Page 80 of Jealous Lumberjack
I turn my head, press my lips to his jaw. “If they did, she wouldn’t have been talking about us raising a family.”
His chest heaves once. Twice. Then it stops altogether.
The silence is heavy, choking. Until he whispers, hoarse and rough, “Does my petal want me to breed her?”
My breath catches.
The fair keeps spinning around us with music, laughter, the rise and fall of voices, but my world stops at the raw note in his voice.
I don’t give a straight answer. I can’t. But my hand slides over his forearm, fingers threading with his, squeezing once.
Noncommittal. Again.
And I see it…the quiet shattering in his eyes.
We sit like that for a while, me curled against him, him watching the crowd like they’re wolves circling. I try to distract him with small touches…stroking the back of his hand, brushing my lips against his neck, whispering nonsense about fried pickles and balloon animals.

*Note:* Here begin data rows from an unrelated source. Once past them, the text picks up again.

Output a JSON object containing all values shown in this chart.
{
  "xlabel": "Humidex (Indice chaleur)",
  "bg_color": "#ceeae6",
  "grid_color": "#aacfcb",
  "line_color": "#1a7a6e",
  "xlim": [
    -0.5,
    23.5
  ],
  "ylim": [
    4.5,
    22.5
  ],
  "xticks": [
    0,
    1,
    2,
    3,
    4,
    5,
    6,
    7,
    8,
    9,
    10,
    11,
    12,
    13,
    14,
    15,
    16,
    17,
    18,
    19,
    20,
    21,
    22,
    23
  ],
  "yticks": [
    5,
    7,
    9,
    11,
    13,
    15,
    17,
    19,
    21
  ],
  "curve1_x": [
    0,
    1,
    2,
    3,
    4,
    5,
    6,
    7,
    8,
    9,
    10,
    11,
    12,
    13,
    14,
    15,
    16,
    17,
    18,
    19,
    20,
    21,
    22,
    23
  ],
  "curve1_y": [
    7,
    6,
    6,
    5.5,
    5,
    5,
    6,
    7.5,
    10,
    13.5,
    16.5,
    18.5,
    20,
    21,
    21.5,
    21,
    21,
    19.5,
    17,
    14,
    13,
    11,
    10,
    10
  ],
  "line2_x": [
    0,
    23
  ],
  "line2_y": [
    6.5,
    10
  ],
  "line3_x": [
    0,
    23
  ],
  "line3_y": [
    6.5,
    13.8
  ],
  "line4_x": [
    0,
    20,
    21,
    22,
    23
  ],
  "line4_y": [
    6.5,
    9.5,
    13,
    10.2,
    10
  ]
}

He humors me, but I feel the storm brewing faster…harder inside him.
And it starts a tempest in my own heart.
By the time the fireworks start, I’ve had enough.
The sky explodes red and gold, smoke curling over the field, but it only makes the knot inside me pull tighter.
I thought I needed this. That he needed this.
I grab his hand. Urgent, almost frantic.
“You okay, petal? You’re shaking,” he growls in my ear.
“Let’s go home. Please, Bear. I was wrong. We don’t need this. We don’t need anyone but us.”
He turns his head, eyes fierce if a little bemused, and his voice comes out low and dark with heat. “That right, little flower? You finally get it?”
“Yes.” My heart hammers. “I want our mountain. Our cabin. Just you. Only you.”
His thumb drags across my knuckles, slow and deliberate. “Careful what you’re saying, petal.”
Another volley of fireworks pops overhead. My chest hurts. “You don’t like it here and I…I don’t like it if you don’t,” I blurt.
Something shifts in his eyes…something feral, then something soft.
His arm snakes around my waist, his body all heat and tension, locking me against him as we weave back through the crowd.
When I look at him his jaw works like he’s biting down on words he doesn’t trust himself to speak.
The truck waits at the edge of the field.
He hits a button and headlights cut across the gravel. In under a minute, I’m belted inside, breathing familiar leather and him.
He climbs in after, the cab feels small, sealed, private, and I’m a little shocked to realize I’m breathing easier for the first time in hours.
The engine rumbles to life and we pull away with a crunch of tires over dirt.
In the side mirror, the fair is still alive with spinning rides, bursting fireworks, and a thousand strangers.
I glance back one last time, but all I can think is how much I don’t need it. Because I’ve already found the only place I want to be.